青森県:「受動喫煙条例」に賛否分かれる

東奥日報2020年02月04日09時00分 https://topics.smt.docomo.ne.jp/article/toon/region/toon-20200204083639

 受動喫煙対策を強化する青森県条例の制定に向け、県は3日、前週に続いて青森市で公開ヒアリングを行い、事業者10団体から意見を聴いた。県医師会やたばこ問題に取り組む市民団体が賛同する一方、葉タバコ耕作や飲食店などの団体からは「国の改正健康増進法より踏み込んだ内容の条例案は厳しい」「時期尚早」との意見があり、賛否が分かれた。県の担当者は取材に対し、2020年度内の制定にこだわらず、丁寧に検討していく考えを示した。

 4月施行の改正健康増進法は、一定規模以上の飲食店や職場などを原則屋内禁煙とし、煙が漏れないよう対策を施した喫煙室の設置は可能としている。

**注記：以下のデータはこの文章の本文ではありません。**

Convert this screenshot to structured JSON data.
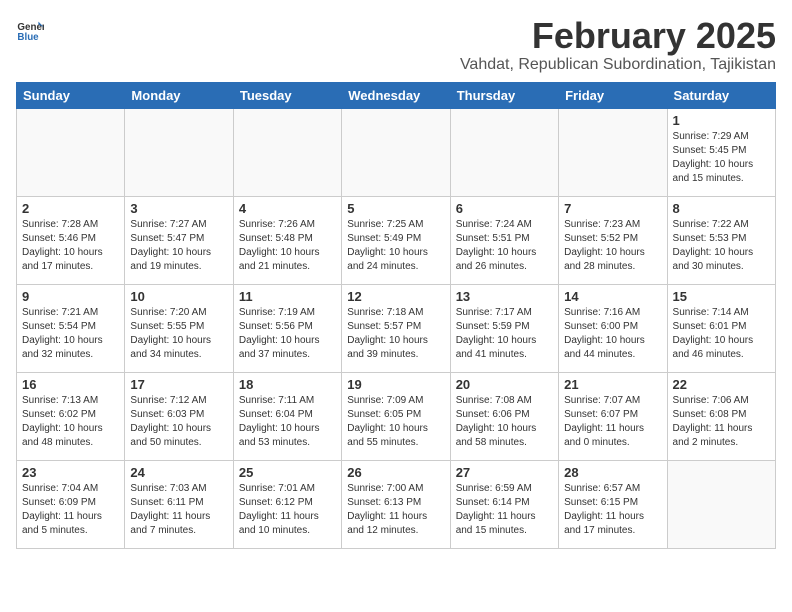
{
  "logo": {
    "general": "General",
    "blue": "Blue"
  },
  "title": "February 2025",
  "location": "Vahdat, Republican Subordination, Tajikistan",
  "weekdays": [
    "Sunday",
    "Monday",
    "Tuesday",
    "Wednesday",
    "Thursday",
    "Friday",
    "Saturday"
  ],
  "weeks": [
    [
      {
        "day": "",
        "info": ""
      },
      {
        "day": "",
        "info": ""
      },
      {
        "day": "",
        "info": ""
      },
      {
        "day": "",
        "info": ""
      },
      {
        "day": "",
        "info": ""
      },
      {
        "day": "",
        "info": ""
      },
      {
        "day": "1",
        "info": "Sunrise: 7:29 AM\nSunset: 5:45 PM\nDaylight: 10 hours and 15 minutes."
      }
    ],
    [
      {
        "day": "2",
        "info": "Sunrise: 7:28 AM\nSunset: 5:46 PM\nDaylight: 10 hours and 17 minutes."
      },
      {
        "day": "3",
        "info": "Sunrise: 7:27 AM\nSunset: 5:47 PM\nDaylight: 10 hours and 19 minutes."
      },
      {
        "day": "4",
        "info": "Sunrise: 7:26 AM\nSunset: 5:48 PM\nDaylight: 10 hours and 21 minutes."
      },
      {
        "day": "5",
        "info": "Sunrise: 7:25 AM\nSunset: 5:49 PM\nDaylight: 10 hours and 24 minutes."
      },
      {
        "day": "6",
        "info": "Sunrise: 7:24 AM\nSunset: 5:51 PM\nDaylight: 10 hours and 26 minutes."
      },
      {
        "day": "7",
        "info": "Sunrise: 7:23 AM\nSunset: 5:52 PM\nDaylight: 10 hours and 28 minutes."
      },
      {
        "day": "8",
        "info": "Sunrise: 7:22 AM\nSunset: 5:53 PM\nDaylight: 10 hours and 30 minutes."
      }
    ],
    [
      {
        "day": "9",
        "info": "Sunrise: 7:21 AM\nSunset: 5:54 PM\nDaylight: 10 hours and 32 minutes."
      },
      {
        "day": "10",
        "info": "Sunrise: 7:20 AM\nSunset: 5:55 PM\nDaylight: 10 hours and 34 minutes."
      },
      {
        "day": "11",
        "info": "Sunrise: 7:19 AM\nSunset: 5:56 PM\nDaylight: 10 hours and 37 minutes."
      },
      {
        "day": "12",
        "info": "Sunrise: 7:18 AM\nSunset: 5:57 PM\nDaylight: 10 hours and 39 minutes."
      },
      {
        "day": "13",
        "info": "Sunrise: 7:17 AM\nSunset: 5:59 PM\nDaylight: 10 hours and 41 minutes."
      },
      {
        "day": "14",
        "info": "Sunrise: 7:16 AM\nSunset: 6:00 PM\nDaylight: 10 hours and 44 minutes."
      },
      {
        "day": "15",
        "info": "Sunrise: 7:14 AM\nSunset: 6:01 PM\nDaylight: 10 hours and 46 minutes."
      }
    ],
    [
      {
        "day": "16",
        "info": "Sunrise: 7:13 AM\nSunset: 6:02 PM\nDaylight: 10 hours and 48 minutes."
      },
      {
        "day": "17",
        "info": "Sunrise: 7:12 AM\nSunset: 6:03 PM\nDaylight: 10 hours and 50 minutes."
      },
      {
        "day": "18",
        "info": "Sunrise: 7:11 AM\nSunset: 6:04 PM\nDaylight: 10 hours and 53 minutes."
      },
      {
        "day": "19",
        "info": "Sunrise: 7:09 AM\nSunset: 6:05 PM\nDaylight: 10 hours and 55 minutes."
      },
      {
        "day": "20",
        "info": "Sunrise: 7:08 AM\nSunset: 6:06 PM\nDaylight: 10 hours and 58 minutes."
      },
      {
        "day": "21",
        "info": "Sunrise: 7:07 AM\nSunset: 6:07 PM\nDaylight: 11 hours and 0 minutes."
      },
      {
        "day": "22",
        "info": "Sunrise: 7:06 AM\nSunset: 6:08 PM\nDaylight: 11 hours and 2 minutes."
      }
    ],
    [
      {
        "day": "23",
        "info": "Sunrise: 7:04 AM\nSunset: 6:09 PM\nDaylight: 11 hours and 5 minutes."
      },
      {
        "day": "24",
        "info": "Sunrise: 7:03 AM\nSunset: 6:11 PM\nDaylight: 11 hours and 7 minutes."
      },
      {
        "day": "25",
        "info": "Sunrise: 7:01 AM\nSunset: 6:12 PM\nDaylight: 11 hours and 10 minutes."
      },
      {
        "day": "26",
        "info": "Sunrise: 7:00 AM\nSunset: 6:13 PM\nDaylight: 11 hours and 12 minutes."
      },
      {
        "day": "27",
        "info": "Sunrise: 6:59 AM\nSunset: 6:14 PM\nDaylight: 11 hours and 15 minutes."
      },
      {
        "day": "28",
        "info": "Sunrise: 6:57 AM\nSunset: 6:15 PM\nDaylight: 11 hours and 17 minutes."
      },
      {
        "day": "",
        "info": ""
      }
    ]
  ]
}
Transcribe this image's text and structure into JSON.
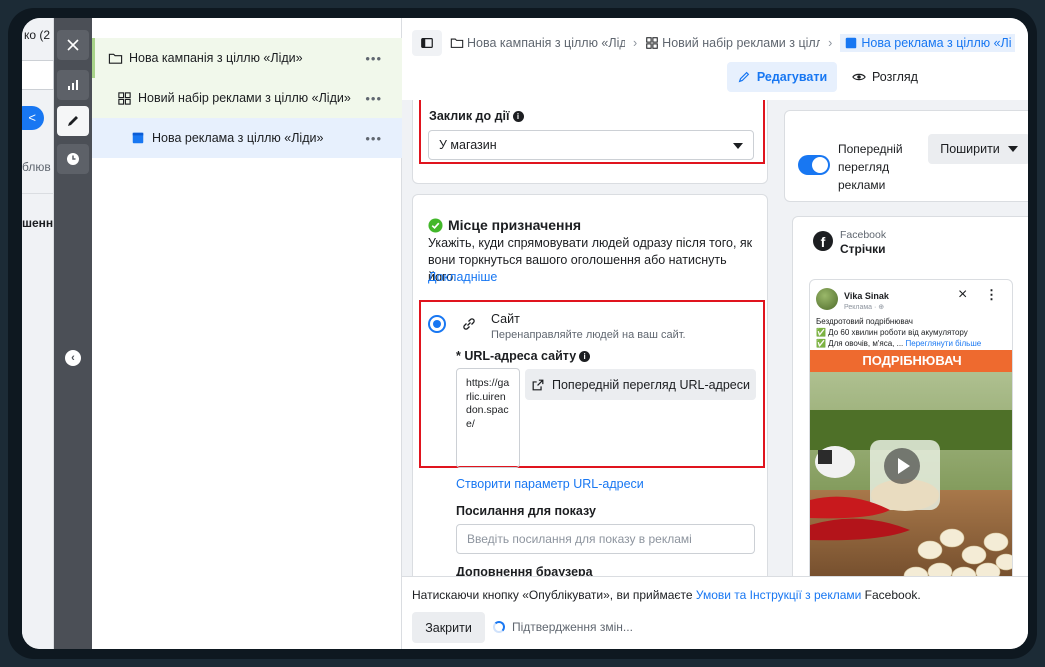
{
  "background_panel": {
    "truncated_title": "ко (2",
    "pill_text": "<",
    "label_1": "блюв",
    "label_2": "шенн"
  },
  "toolbar": {
    "close_icon": "close-icon",
    "tools": [
      "chart-icon",
      "pencil-icon",
      "clock-icon"
    ]
  },
  "tree": {
    "items": [
      {
        "label": "Нова кампанія з ціллю «Ліди»",
        "menu": "•••"
      },
      {
        "label": "Новий набір реклами з ціллю «Ліди»",
        "menu": "•••"
      },
      {
        "label": "Нова реклама з ціллю «Ліди»",
        "menu": "•••"
      }
    ]
  },
  "header": {
    "breadcrumbs": [
      "Нова кампанія з ціллю «Ліди»",
      "Новий набір реклами з ціллю «Ліди»",
      "Нова реклама з ціллю «Ліди»"
    ],
    "edit_label": "Редагувати",
    "view_label": "Розгляд"
  },
  "cta": {
    "label": "Заклик до дії",
    "value": "У магазин"
  },
  "destination": {
    "title": "Місце призначення",
    "description": "Укажіть, куди спрямовувати людей одразу після того, як вони торкнуться вашого оголошення або натиснуть його.",
    "learn_more": "Докладніше",
    "option_title": "Сайт",
    "option_desc": "Перенаправляйте людей на ваш сайт.",
    "url_label": "* URL-адреса сайту",
    "url_value": "https://garlic.uirendon.space/",
    "preview_url_button": "Попередній перегляд URL-адреси",
    "create_param_link": "Створити параметр URL-адреси",
    "display_link_label": "Посилання для показу",
    "display_link_placeholder": "Введіть посилання для показу в рекламі",
    "browser_addons_label": "Доповнення браузера"
  },
  "preview": {
    "toggle_label": "Попередній перегляд реклами",
    "share_button": "Поширити",
    "platform": "Facebook",
    "placement": "Стрічки",
    "post": {
      "author": "Vika Sinak",
      "sponsored": "Реклама · ⊕",
      "line1": "Бездротовий подрібнювач",
      "line2": "✅ До 60 хвилин роботи від акумулятору",
      "line3": "✅ Для овочів, м'яса, ...",
      "see_more": "Переглянути більше",
      "image_caption": "ПОДРІБНЮВАЧ"
    }
  },
  "footer": {
    "terms_prefix": "Натискаючи кнопку «Опублікувати», ви приймаєте ",
    "terms_link": "Умови та Інструкції з реклами",
    "terms_suffix": " Facebook.",
    "close_button": "Закрити",
    "status": "Підтвердження змін..."
  },
  "colors": {
    "accent": "#1877f2",
    "highlight_border": "#e0141e",
    "success": "#42b72a"
  }
}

これに対して県の骨子案は、罰則規定のない努力義務として「喫煙室を設けないように努める」とするほか、特に子どもと妊婦を受動喫煙の被害にさらさないよう配慮を求める内容。

 葉タバコ耕作やたばこ販売、飲食店、パチンコなどの団体は、客離れなど経営面への影響のほか、改正法に沿って既に喫煙室を新設している現状などを報告し、「改正法に上乗せする規制は時期尚早。法に準じた対策とするべきだ」などと意見した。

 前回の8団体と合わせ、2日間のヒアリングには計18団体が出席、3団体が文書で意見を寄せた。がん死亡率15年連続全国ワーストの短命県返上へ向け、受動喫煙による健康被害をなくそうという県条例の趣旨自体に反対意見はなかった。

 意見を聞いた県受動喫煙等対策検討会の井原一成会長(弘前大学大学院教授)は「条例の主眼は県民の健康を守ることにある。多くの人が集まる施設で受動喫煙をなくしていくことは、長い目で見てそこで働く人の利益にもなる。多様な意見がある中で、理解していただけるように十分検討していきたい」と話した。